By Lindsay Grice
Q How can I have the quiet hands the judges are looking for in equitation classes? Mine bounce around. Are there any exercises you could suggest?
A More important than the look of still hands is the function of still hands. Your hands communicate messages such as slow, turn, and flex to your horse. When the horse responds to your request, you respond with a reward, or a pause in which your horse finds freedom. So, you see, you’re always having a conversation of “no” and “yes” to your horse. Unsteady hands are like background noise that drowns out your signal.
Photo: Robin Duncan Photography
Riders should learn to have quiet hands that can communicate “no” and “yes” to their horses.

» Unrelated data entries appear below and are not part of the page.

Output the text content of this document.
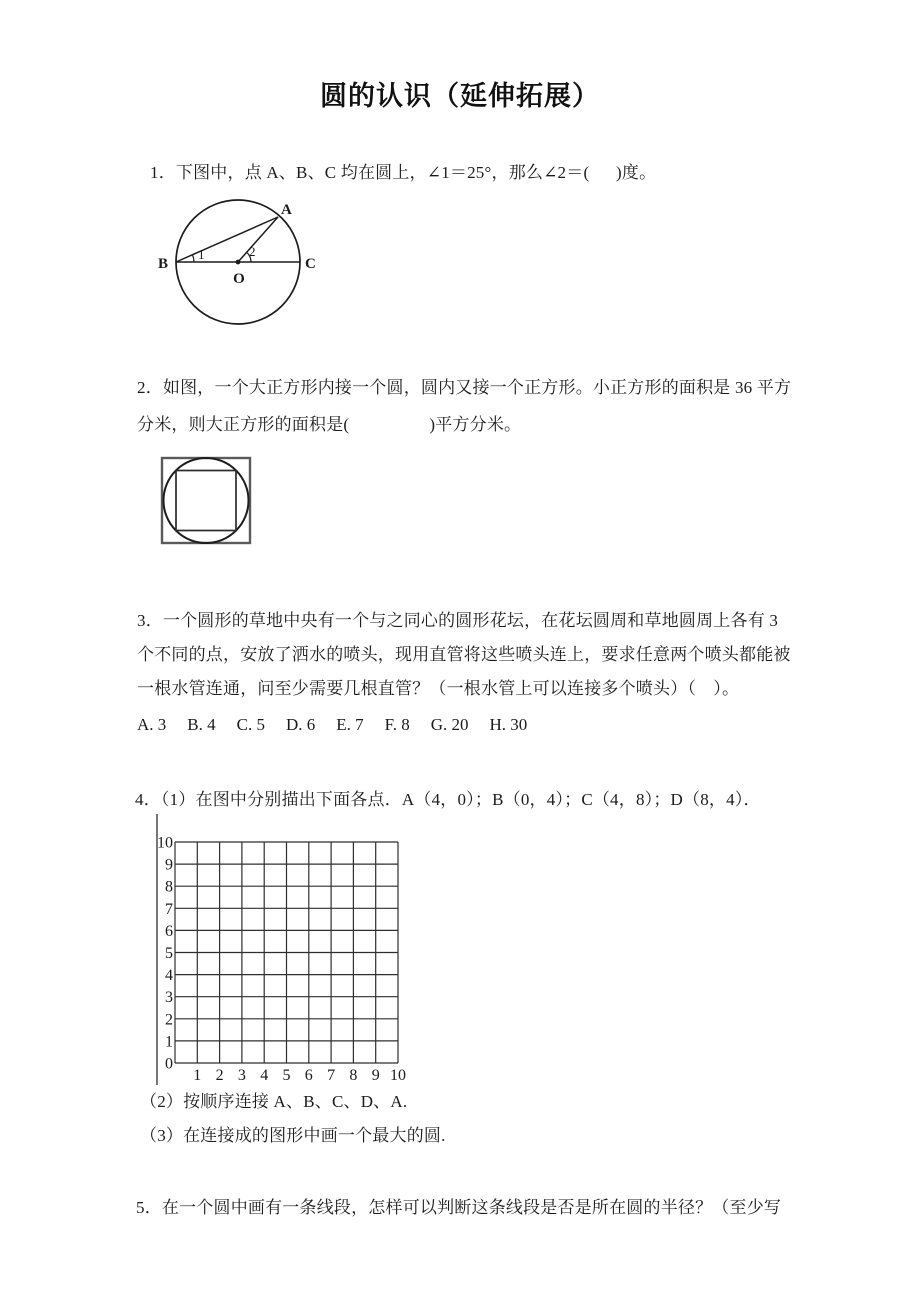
圆的认识（延伸拓展）
1．下图中，点 A、B、C 均在圆上，∠1＝25°，那么∠2＝(      )度。
A
B	C
O
1	2
2．如图，一个大正方形内接一个圆，圆内又接一个正方形。小正方形的面积是 36 平方
分米，则大正方形的面积是(                  )平方分米。
3．一个圆形的草地中央有一个与之同心的圆形花坛，在花坛圆周和草地圆周上各有 3
个不同的点，安放了洒水的喷头，现用直管将这些喷头连上，要求任意两个喷头都能被
一根水管连通，问至少需要几根直管？（一根水管上可以连接多个喷头）（　）。
A. 3 B. 4 C. 5 D. 6 E. 7 F. 8 G. 20 H. 30
4．（1）在图中分别描出下面各点．A（4，0）；B（0，4）；C（4，8）；D（8，4）．
10
9
8
7
6
5
4
3
2
1
0
1 2 3 4 5 6 7 8 9 10
（2）按顺序连接 A、B、C、D、A.
（3）在连接成的图形中画一个最大的圆.
5．在一个圆中画有一条线段，怎样可以判断这条线段是否是所在圆的半径？（至少写
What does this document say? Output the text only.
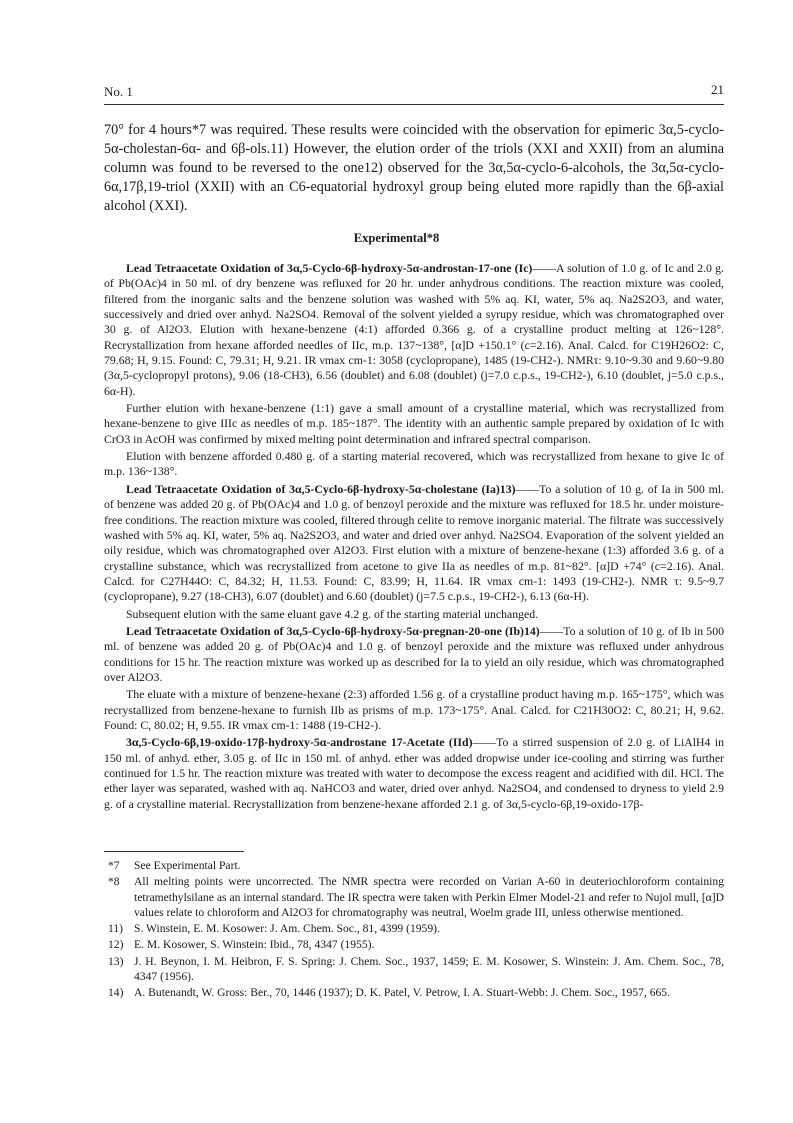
No. 1	21

70° for 4 hours*7 was required. These results were coincided with the observation for epimeric 3α,5-cyclo-5α-cholestan-6α- and 6β-ols.11) However, the elution order of the triols (XXI and XXII) from an alumina column was found to be reversed to the one12) observed for the 3α,5α-cyclo-6-alcohols, the 3α,5α-cyclo-6α,17β,19-triol (XXII) with an C6-equatorial hydroxyl group being eluted more rapidly than the 6β-axial alcohol (XXI).

Experimental*8

Lead Tetraacetate Oxidation of 3α,5-Cyclo-6β-hydroxy-5α-androstan-17-one (Ic)——A solution of 1.0 g. of Ic and 2.0 g. of Pb(OAc)4 in 50 ml. of dry benzene was refluxed for 20 hr. under anhydrous conditions. The reaction mixture was cooled, filtered from the inorganic salts and the benzene solution was washed with 5% aq. KI, water, 5% aq. Na2S2O3, and water, successively and dried over anhyd. Na2SO4. Removal of the solvent yielded a syrupy residue, which was chromatographed over 30 g. of Al2O3. Elution with hexane-benzene (4:1) afforded 0.366 g. of a crystalline product melting at 126~128°. Recrystallization from hexane afforded needles of IIc, m.p. 137~138°, [α]D +150.1° (c=2.16). Anal. Calcd. for C19H26O2: C, 79.68; H, 9.15. Found: C, 79.31; H, 9.21. IR νmax cm-1: 3058 (cyclopropane), 1485 (19-CH2-). NMRτ: 9.10~9.30 and 9.60~9.80 (3α,5-cyclopropyl protons), 9.06 (18-CH3), 6.56 (doublet) and 6.08 (doublet) (j=7.0 c.p.s., 19-CH2-), 6.10 (doublet, j=5.0 c.p.s., 6α-H).

Further elution with hexane-benzene (1:1) gave a small amount of a crystalline material, which was recrystallized from hexane-benzene to give IIIc as needles of m.p. 185~187°. The identity with an authentic sample prepared by oxidation of Ic with CrO3 in AcOH was confirmed by mixed melting point determination and infrared spectral comparison.

Elution with benzene afforded 0.480 g. of a starting material recovered, which was recrystallized from hexane to give Ic of m.p. 136~138°.

Lead Tetraacetate Oxidation of 3α,5-Cyclo-6β-hydroxy-5α-cholestane (Ia)13)——To a solution of 10 g. of Ia in 500 ml. of benzene was added 20 g. of Pb(OAc)4 and 1.0 g. of benzoyl peroxide and the mixture was refluxed for 18.5 hr. under moisture-free conditions. The reaction mixture was cooled, filtered through celite to remove inorganic material. The filtrate was successively washed with 5% aq. KI, water, 5% aq. Na2S2O3, and water and dried over anhyd. Na2SO4. Evaporation of the solvent yielded an oily residue, which was chromatographed over Al2O3. First elution with a mixture of benzene-hexane (1:3) afforded 3.6 g. of a crystalline substance, which was recrystallized from acetone to give IIa as needles of m.p. 81~82°. [α]D +74° (c=2.16). Anal. Calcd. for C27H44O: C, 84.32; H, 11.53. Found: C, 83.99; H, 11.64. IR νmax cm-1: 1493 (19-CH2-). NMR τ: 9.5~9.7 (cyclopropane), 9.27 (18-CH3), 6.07 (doublet) and 6.60 (doublet) (j=7.5 c.p.s., 19-CH2-), 6.13 (6α-H).

Subsequent elution with the same eluant gave 4.2 g. of the starting material unchanged.

Lead Tetraacetate Oxidation of 3α,5-Cyclo-6β-hydroxy-5α-pregnan-20-one (Ib)14)——To a solution of 10 g. of Ib in 500 ml. of benzene was added 20 g. of Pb(OAc)4 and 1.0 g. of benzoyl peroxide and the mixture was refluxed under anhydrous conditions for 15 hr. The reaction mixture was worked up as described for Ia to yield an oily residue, which was chromatographed over Al2O3.

The eluate with a mixture of benzene-hexane (2:3) afforded 1.56 g. of a crystalline product having m.p. 165~175°, which was recrystallized from benzene-hexane to furnish IIb as prisms of m.p. 173~175°. Anal. Calcd. for C21H30O2: C, 80.21; H, 9.62. Found: C, 80.02; H, 9.55. IR νmax cm-1: 1488 (19-CH2-).

3α,5-Cyclo-6β,19-oxido-17β-hydroxy-5α-androstane 17-Acetate (IId)——To a stirred suspension of 2.0 g. of LiAlH4 in 150 ml. of anhyd. ether, 3.05 g. of IIc in 150 ml. of anhyd. ether was added dropwise under ice-cooling and stirring was further continued for 1.5 hr. The reaction mixture was treated with water to decompose the excess reagent and acidified with dil. HCl. The ether layer was separated, washed with aq. NaHCO3 and water, dried over anhyd. Na2SO4, and condensed to dryness to yield 2.9 g. of a crystalline material. Recrystallization from benzene-hexane afforded 2.1 g. of 3α,5-cyclo-6β,19-oxido-17β-

*7 See Experimental Part.
*8 All melting points were uncorrected. The NMR spectra were recorded on Varian A-60 in deuteriochloroform containing tetramethylsilane as an internal standard. The IR spectra were taken with Perkin Elmer Model-21 and refer to Nujol mull, [α]D values relate to chloroform and Al2O3 for chromatography was neutral, Woelm grade III, unless otherwise mentioned.
11) S. Winstein, E. M. Kosower: J. Am. Chem. Soc., 81, 4399 (1959).
12) E. M. Kosower, S. Winstein: Ibid., 78, 4347 (1955).
13) J. H. Beynon, I. M. Heibron, F. S. Spring: J. Chem. Soc., 1937, 1459; E. M. Kosower, S. Winstein: J. Am. Chem. Soc., 78, 4347 (1956).
14) A. Butenandt, W. Gross: Ber., 70, 1446 (1937); D. K. Patel, V. Petrow, I. A. Stuart-Webb: J. Chem. Soc., 1957, 665.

Unsteady, too heavy, or too light hands will not communicate aids effectively and can be irritating to the horse.
Still hands are the result of elastic arms which follow the movement of your horse’s head. Also, if your seat is bouncing in the saddle, you won’t be able to keep your hands from bouncing either.
The first step is to develop a deep, secure seat in the saddle. Learn to follow the motion of the horse.
Try sitting trot without stirrups (no pain, no gain!) and concentrate on not locking your lower back and hips. Once you’ve mastered the shock absorbing action of following hips, it’s time to work on those elastic arms.
Try this drill: post with your fingers touching the mane or the saddle pad (whatever you can reach comfortably). With your hands in one place, you will have to open and close your elbow as you rise up and down. Your upper arm and shoulder will feel fluid. Now raise your hands a bit so they’re no longer touching.
Can you recreate that feeling of keeping your hands in one place? Do this every time you want to deliver a “yes” to your horse.